One of the appealing aspects of Zooniverse is its social platform. How is community-based discussion built in?

There’s a discussion platform alongside all of our projects called Talk. Once volunteers are finished “classifying” an object, we ask, “Do you want to discuss this object?” You leap onto the discussion platform, we see the same picture, and you can make a comment on it. So you might say “Ah, this is very nice.” Or you might say, “Is this a spiral galaxy?” Maybe you’re not sure. Or “Is that an elephant in the corner?” Or “Hey, this is really interesting: there’s three birds on this elephant’s back. Why is that?”

The same platform is used by everyone in the system, so the scientists see the same thing, and can answer people’s questions. You’ll also see everything anyone’s ever said about the picture. So you can land on something strange and it turns out 25 other people also noticed it, and you can begin a conversation about it. It’s through this process that unusual things have been discovered.

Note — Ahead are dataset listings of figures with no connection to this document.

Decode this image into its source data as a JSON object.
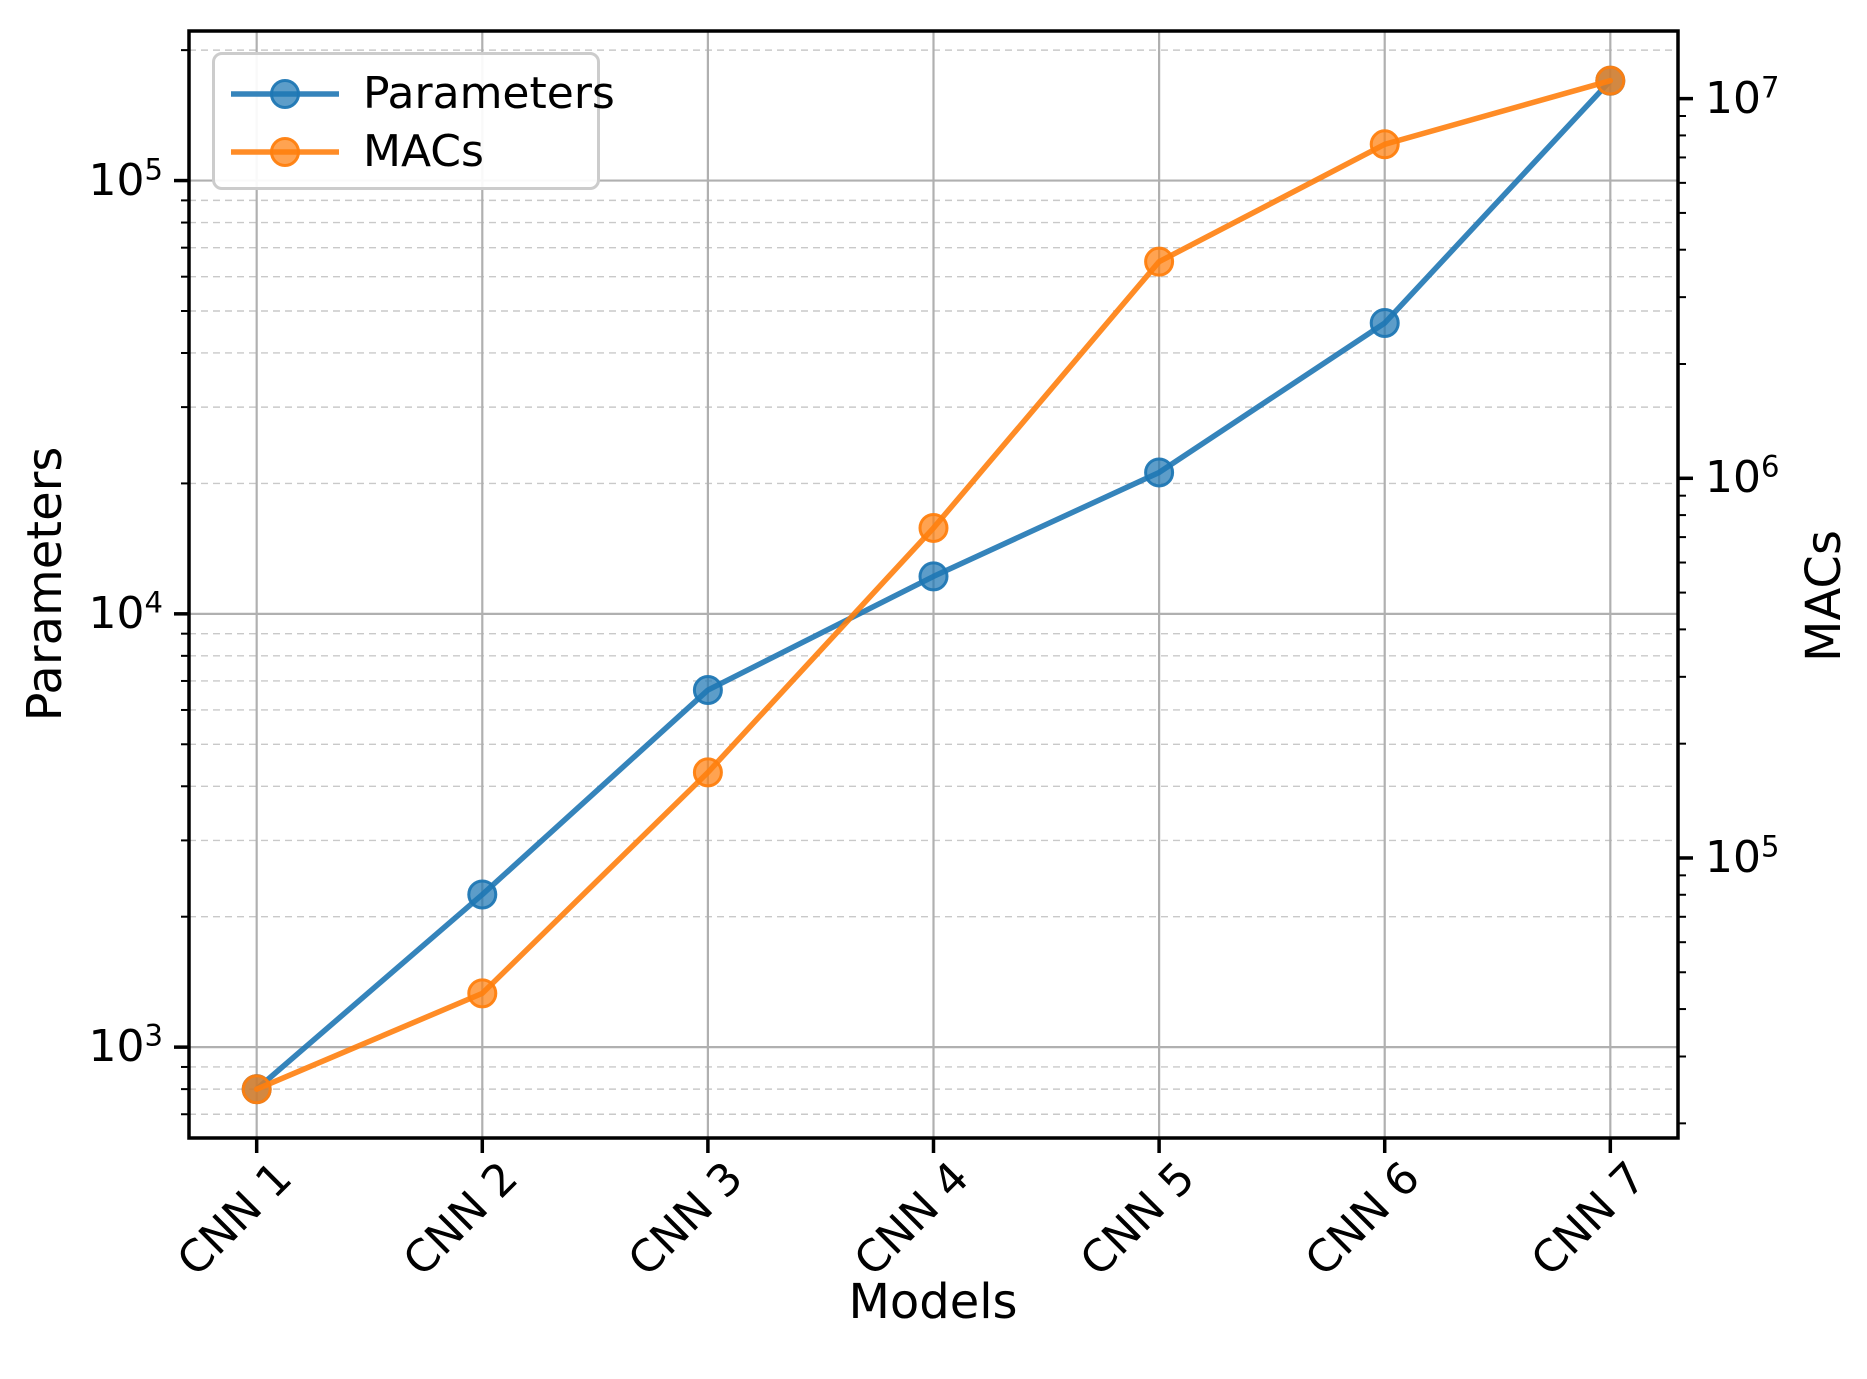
{
  "chart_data": {
    "type": "line",
    "title": "",
    "xlabel": "Models",
    "categories": [
      "CNN 1",
      "CNN 2",
      "CNN 3",
      "CNN 4",
      "CNN 5",
      "CNN 6",
      "CNN 7"
    ],
    "series": [
      {
        "name": "Parameters",
        "axis": "left",
        "color": "#1f77b4",
        "marker": "circle",
        "values": [
          800,
          2250,
          6670,
          12200,
          21200,
          46900,
          170000
        ]
      },
      {
        "name": "MACs",
        "axis": "right",
        "color": "#ff7f0e",
        "marker": "circle",
        "values": [
          24600,
          44000,
          168000,
          740000,
          3720000,
          7580000,
          11150000
        ]
      }
    ],
    "left_axis": {
      "label": "Parameters",
      "scale": "log",
      "min": 617,
      "max": 221400,
      "major_tick_exponents": [
        3,
        4,
        5
      ],
      "tick_base": "10"
    },
    "right_axis": {
      "label": "MACs",
      "scale": "log",
      "min": 18300,
      "max": 15070000,
      "major_tick_exponents": [
        5,
        6,
        7
      ],
      "tick_base": "10"
    },
    "grid": {
      "vertical_major": "solid",
      "horizontal_major": "solid",
      "horizontal_minor": "dashed",
      "minor_grid_axis": "left",
      "major_color": "#b0b0b0",
      "minor_color": "#c9c9c9"
    },
    "legend": {
      "position": "top-left",
      "items": [
        "Parameters",
        "MACs"
      ]
    }
  }
}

How do you monitor the community forum? Aren’t the scientists too busy with research to watch the boards?

We allow volunteers to say if they’d like to be a moderator, so at the beginning of each project, a couple of scientists will choose moderators. After that, it starts to take care of itself. The scientists are generally in there answering questions when possible, if they are not too overwhelmed. But often, there are whole groups of scientists eager to help people.

This means that the scientists get to know a lot of the more of the dedicated users, the people who come back again and again. And they can ask them for specific help, say, “Hey, I’ve got this project where I’m looking for worms at the bottom of the ocean. If you see any, can you hashtag it with ‘worms?’” So there’s a second layer of science that can go on, based on relationships made on the platform.

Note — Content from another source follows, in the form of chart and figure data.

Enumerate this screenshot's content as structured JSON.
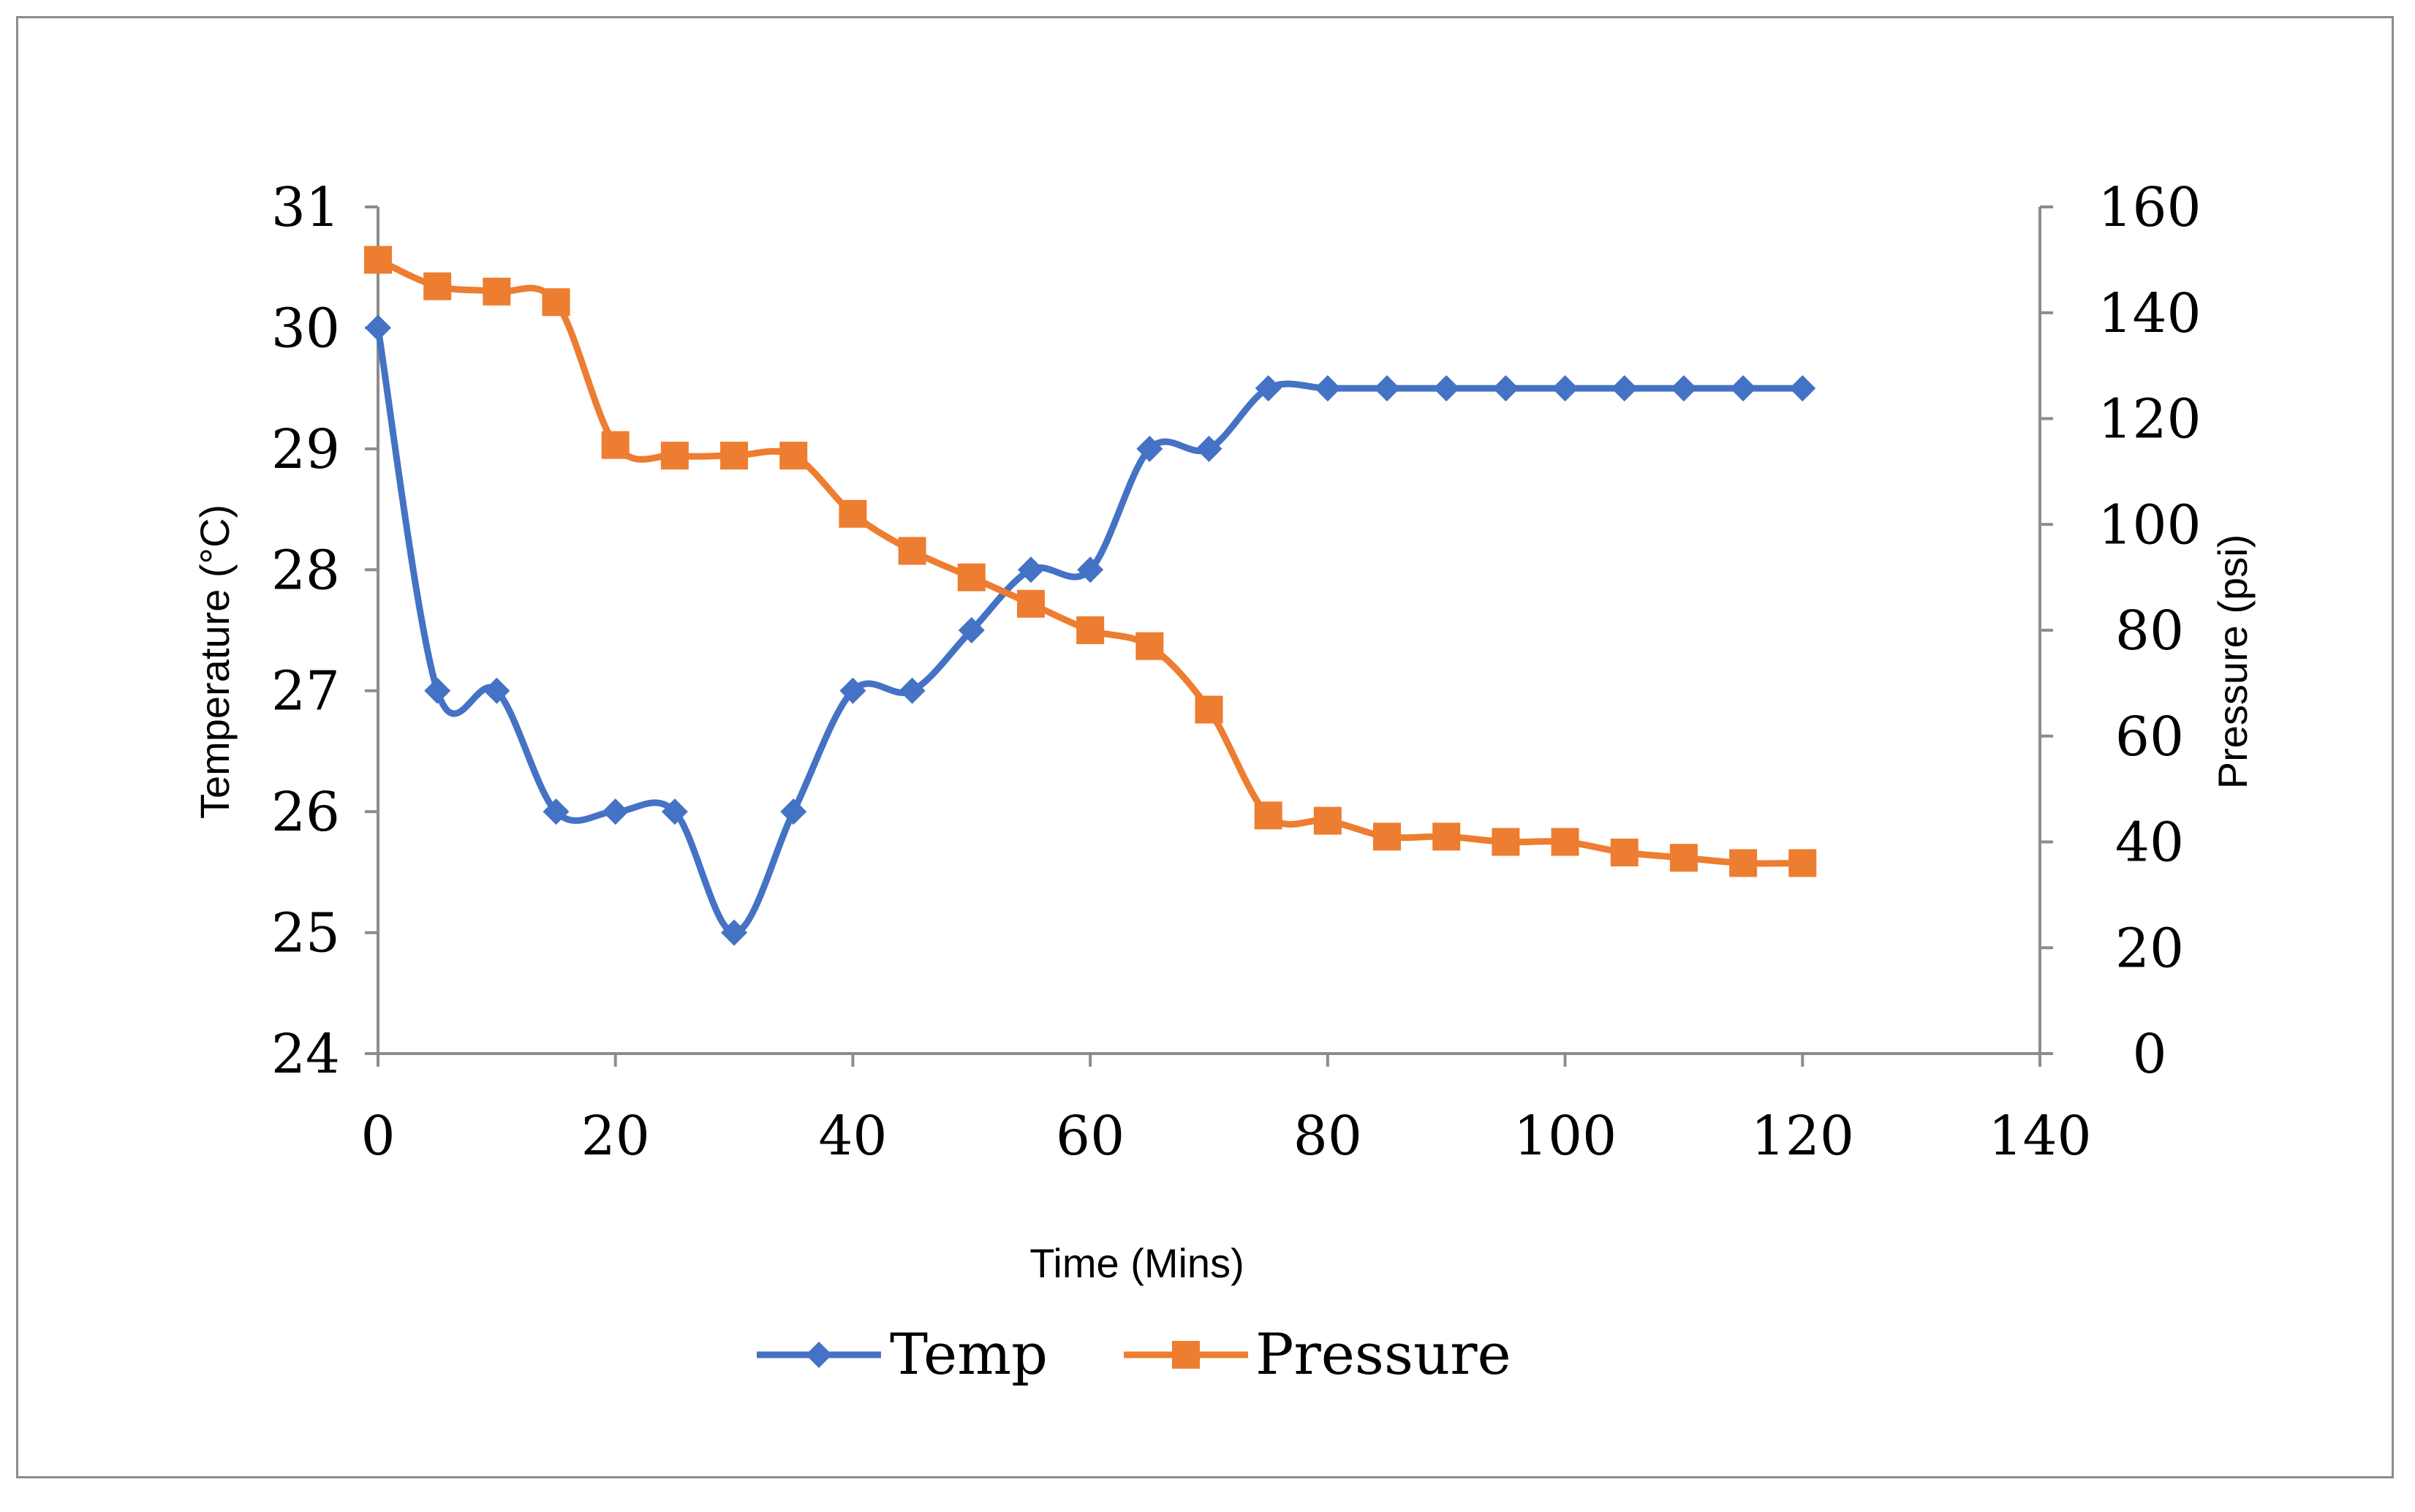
{
  "chart_data": {
    "type": "line",
    "title": "",
    "xlabel": "Time (Mins)",
    "ylabel_left": "Temperature (°C)",
    "ylabel_right": "Pressure (psi)",
    "x_range": [
      0,
      140
    ],
    "x_ticks": [
      0,
      20,
      40,
      60,
      80,
      100,
      120,
      140
    ],
    "y_left_range": [
      24,
      31
    ],
    "y_left_ticks": [
      24,
      25,
      26,
      27,
      28,
      29,
      30,
      31
    ],
    "y_right_range": [
      0,
      160
    ],
    "y_right_ticks": [
      0,
      20,
      40,
      60,
      80,
      100,
      120,
      140,
      160
    ],
    "grid": false,
    "legend_position": "bottom",
    "series": [
      {
        "name": "Temp",
        "axis": "left",
        "marker": "diamond",
        "color": "#4472C4",
        "x": [
          0,
          5,
          10,
          15,
          20,
          25,
          30,
          35,
          40,
          45,
          50,
          55,
          60,
          65,
          70,
          75,
          80,
          85,
          90,
          95,
          100,
          105,
          110,
          115,
          120
        ],
        "values": [
          30,
          27,
          27,
          26,
          26,
          26,
          25,
          26,
          27,
          27,
          27.5,
          28,
          28,
          29,
          29,
          29.5,
          29.5,
          29.5,
          29.5,
          29.5,
          29.5,
          29.5,
          29.5,
          29.5,
          29.5
        ]
      },
      {
        "name": "Pressure",
        "axis": "right",
        "marker": "square",
        "color": "#ED7D31",
        "x": [
          0,
          5,
          10,
          15,
          20,
          25,
          30,
          35,
          40,
          45,
          50,
          55,
          60,
          65,
          70,
          75,
          80,
          85,
          90,
          95,
          100,
          105,
          110,
          115,
          120
        ],
        "values": [
          150,
          145,
          144,
          142,
          115,
          113,
          113,
          113,
          102,
          95,
          90,
          85,
          80,
          77,
          65,
          45,
          44,
          41,
          41,
          40,
          40,
          38,
          37,
          36,
          36
        ]
      }
    ]
  }
}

There’ll always be a group of enthusiastic people to help. And the nice thing is, we’ve had people go from playing about on the web to getting so involved that they are published as scientists in papers. Hundreds of dedicated Zooniverse volunteers have had their names listed as author on academic papers because they gave so much of their time and got to know the scientists.

Can anyone at all join in? Do children participate, for example? 

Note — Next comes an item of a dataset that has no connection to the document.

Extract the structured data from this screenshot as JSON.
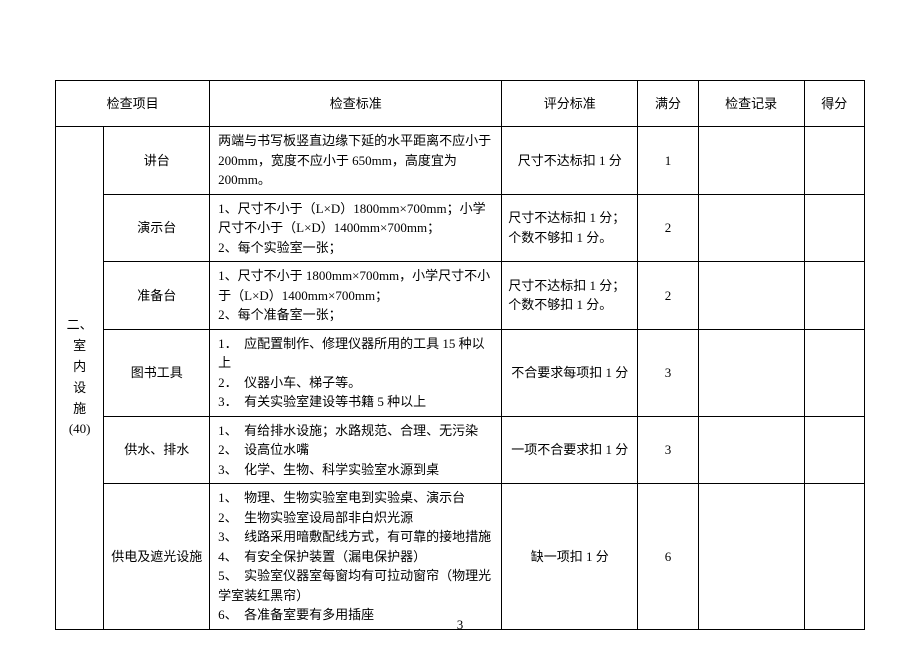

Yes. I know for a fact that one of the people who obsessively categorized nearly a million galaxies was about 13 at the time, a home-schooled girl in the UK. She came and did work experience with us a couple of years ago and is awesome. All this stuff happened because she just got to know us. Anyone can participate: the sign-up requires an email address and a username, just to track people who are taking part, for user-weighting our statistical work, and so on.

It sounds like people are devoting an incredible amount of time to Zooniverse projects. In your talk, you contrasted time spent volunteering on Zooniverse to playing Angry Birds. But as Jane McGonigal famously points out, games alleviate stress, pain and so on. Do you think there’s something similar inherent in your system? What’s the reward?

Early on, we wondered the same thing: why does anyone give so much time? We’ve been doing this since 2007. In the first project, there were more than 900,000 galaxies that needed to be categorized. About 160,000 people took part in that, and of those, around 10 people categorized every single galaxy. That would have taken them months of effort, assuming they were working on it every day. But they did. We wondered why these people would make such an extraordinary effort.

Zooniverse's 1 million volunteers across the planet. Image: Zooniverse.com Zooniverse’s one million volunteers across the planet. Image: Zooniverse.com

So we surveyed a lot of users. We gave them lots and lots of options. They could have said, “I like astronomy,” “I like to think about the universe,” “I like playing games.” All of these answers were available. But the one motivation common to nearly half the people involved was that they want to contribute to science. They want to be useful. We’ve taken that to heart and work very hard to ensure that the Zooniverse is always trying to be more efficient, and that every click helps.